The house-buying process took a year and a half—“plenty of time for people to back out; plenty of space for the conversations we needed to have,” says Lee.
Those conversations included drafting a mission statement and other community documents that were specific about things like no extramarital affairs, no alcohol or drug abuse, and what “safe touch” meant. This ensured that they were all on the same page to start out.
In that time, “we looked at, gosh, hundreds of houses. And I’m not joking,” says Lee. They put offers on five other houses that didn’t work out for one reason or another. “Then winter hit. A bunch of houses dropped in pricing, and this house came more into our price range.”
The 3,600-square footage includes six bedrooms and two and a half baths, with expansive front and back yards. “It’s definitely more space than I could ever take care of on my own,” says Lee. But it was perfect for a community living space. (And it’s even been approved by the Omaha Planning Department.)
Adults No. 4 and 5, Amanda and Chad Knihal, were invited to consider living in this community shortly thereafter. As a couple planning to have kids, “I was pretty confident that, if we had children, I would want to stay home with them,” says Amanda. “And the idea of having two other moms who were also at home at that time was really exciting.”

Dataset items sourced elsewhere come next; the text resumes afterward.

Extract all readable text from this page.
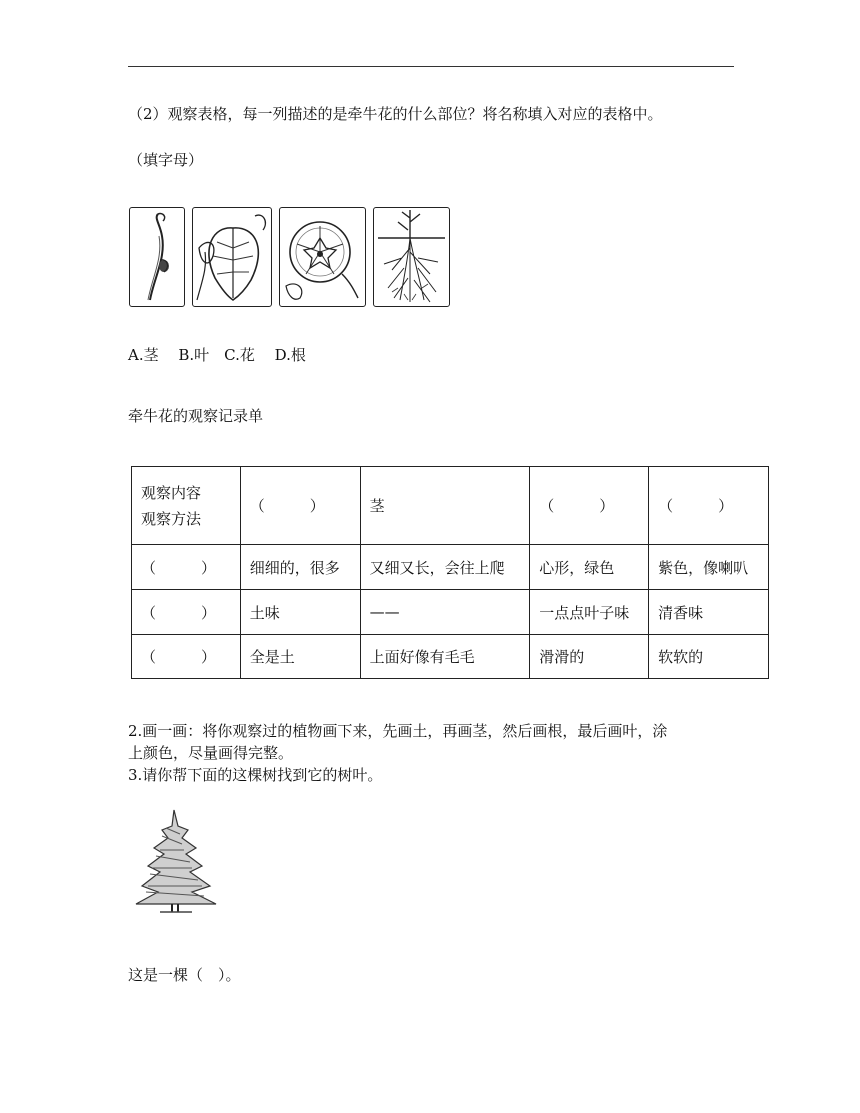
（2）观察表格，每一列描述的是牵牛花的什么部位？将名称填入对应的表格中。
（填字母）
A.茎　 B.叶　C.花　 D.根
牵牛花的观察记录单
观察内容
观察方法	（　　　）	茎	（　　　）	（　　　）
（　　　）	细细的，很多	又细又长，会往上爬	心形，绿色	紫色，像喇叭
（　　　）	土味	——	一点点叶子味	清香味
（　　　）	全是土	上面好像有毛毛	滑滑的	软软的
2.画一画：将你观察过的植物画下来，先画土，再画茎，然后画根，最后画叶，涂
上颜色，尽量画得完整。
3.请你帮下面的这棵树找到它的树叶。
这是一棵（　）。
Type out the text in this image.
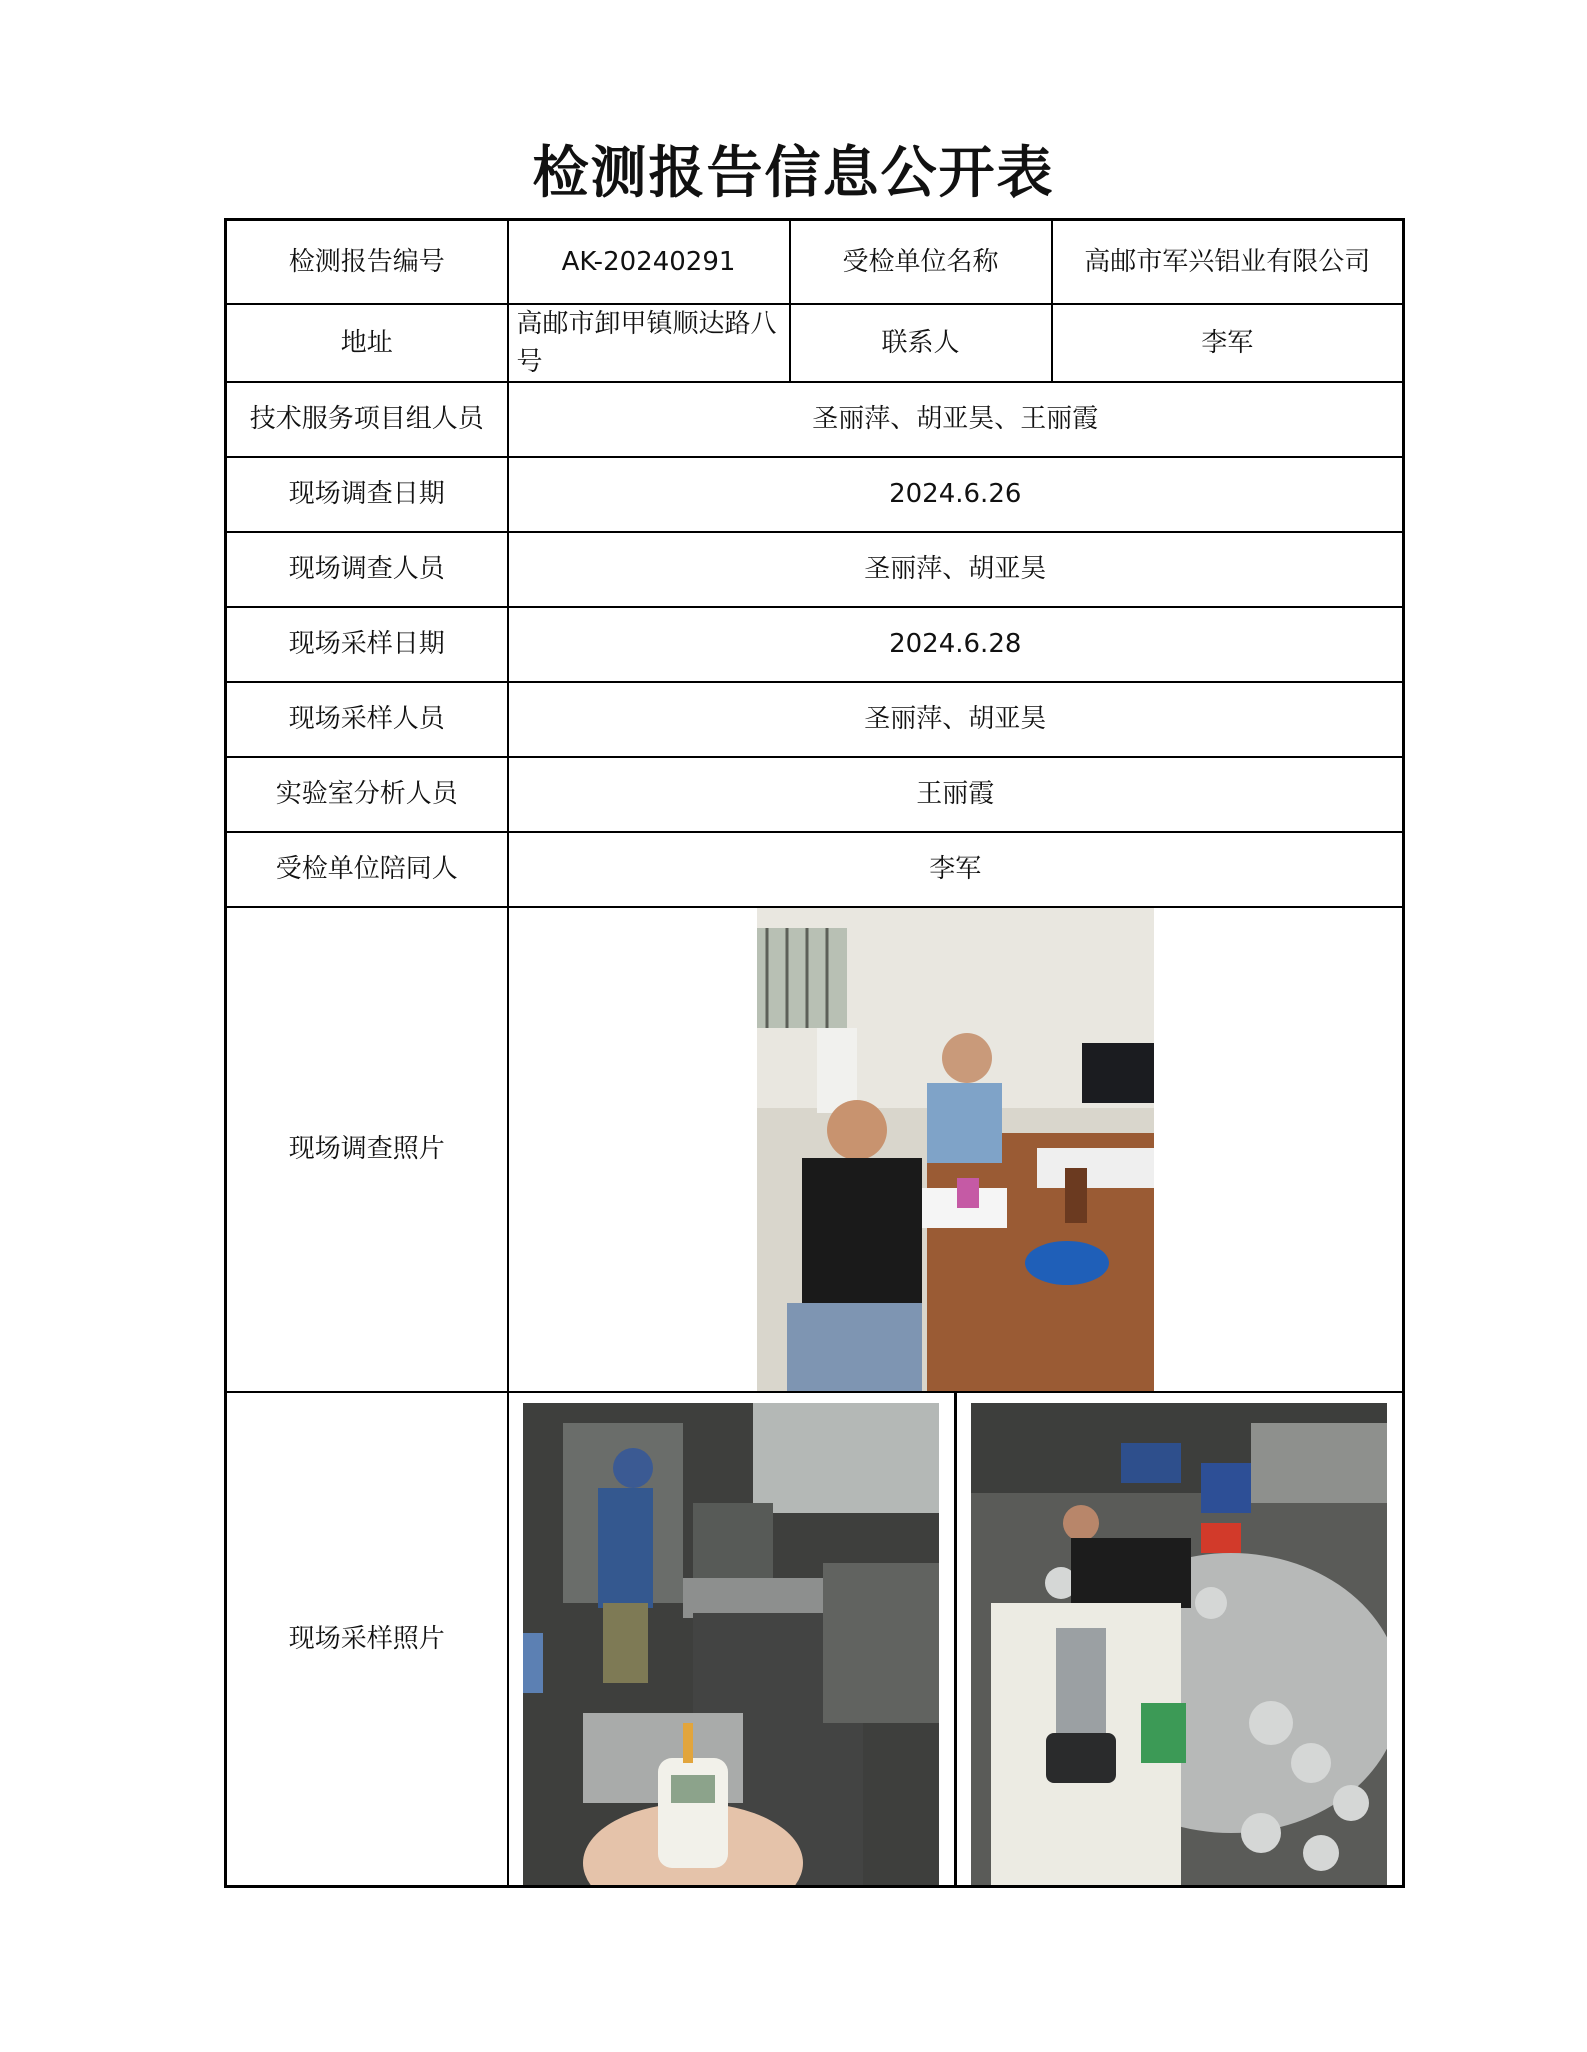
检测报告信息公开表
检测报告编号	AK-20240291	受检单位名称	高邮市军兴铝业有限公司
地址	高邮市卸甲镇顺达路八号	联系人	李军
技术服务项目组人员	圣丽萍、胡亚昊、王丽霞		
现场调查日期	2024.6.26		
现场调查人员	圣丽萍、胡亚昊		
现场采样日期	2024.6.28		
现场采样人员	圣丽萍、胡亚昊		
实验室分析人员	王丽霞		
受检单位陪同人	李军		
现场调查照片	

现场采样照片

The two years that the Knihals originally committed to went quickly, and now it’s been almost five. The Knihals had a baby last August and have been getting a lot of questions about whether or not they’ll stay in The Yellow House. For now, anyway, Amanda says, “This is just where we live—this is home.”r
The payoff of a family that’s closer than ever
rLee has loved having the Knihals around. Before they had a baby and became “real adults,” they were a great bridge between Lee and her teenagers. “Close enough to those teen years that they remember what it’s like, but adult enough to understand where I’m coming from,” Lee says.
And, as far as parenting goes, “I learn all the time from them—all four of them—even though I’ve been parenting longer,” Lee says.
“I really value that my kids get to live with other adults, especially married people. That they get to see two couples who love each other and who respect each other and who work together. They wouldn’t have gotten to see that if we didn’t do this. I think that’s really valuable in life,” Lee says, tears welling up. “On the flip side of that, it’s been surprising to me how that makes me miss Eric a lot, to watch that.”
Lee’s biggest concern in all this was moving the kids out of the house that they lived in with their dad. “That place carried so many memories for them—for us all,” she says. “And it was hard. It was hard to leave there. They’d already been through a lot of change, and so to put them through another one…I was really concerned about that.”
When she asked the kids about it, they had some questions, but they seemed very positive and interested. And the ways that the cousins have bonded have made it all worthwhile.
“I had hoped that our kids would be close,” Lee says, “but I feel like they really have forged some strong friendships. That kind of stuff anchors you in life. When you have made movies and played games and roasted marshmallows and skated with sparklers on the ice rink in the back yard—what were we thinking? Oh my gosh.”
Traditions like these are what make a house a home, and The Yellow House has no shortage of them. Winter Olympics on that same ice rink, playing Sardines with all the lights off, and countless celebrations mark the passing years. Five will have come and gone in January.
“I’m really grateful for family who were willing to try something that, for our country, is out of the ordinary,” Lee says. “I know it’s not for everybody, but I think more people should try it.”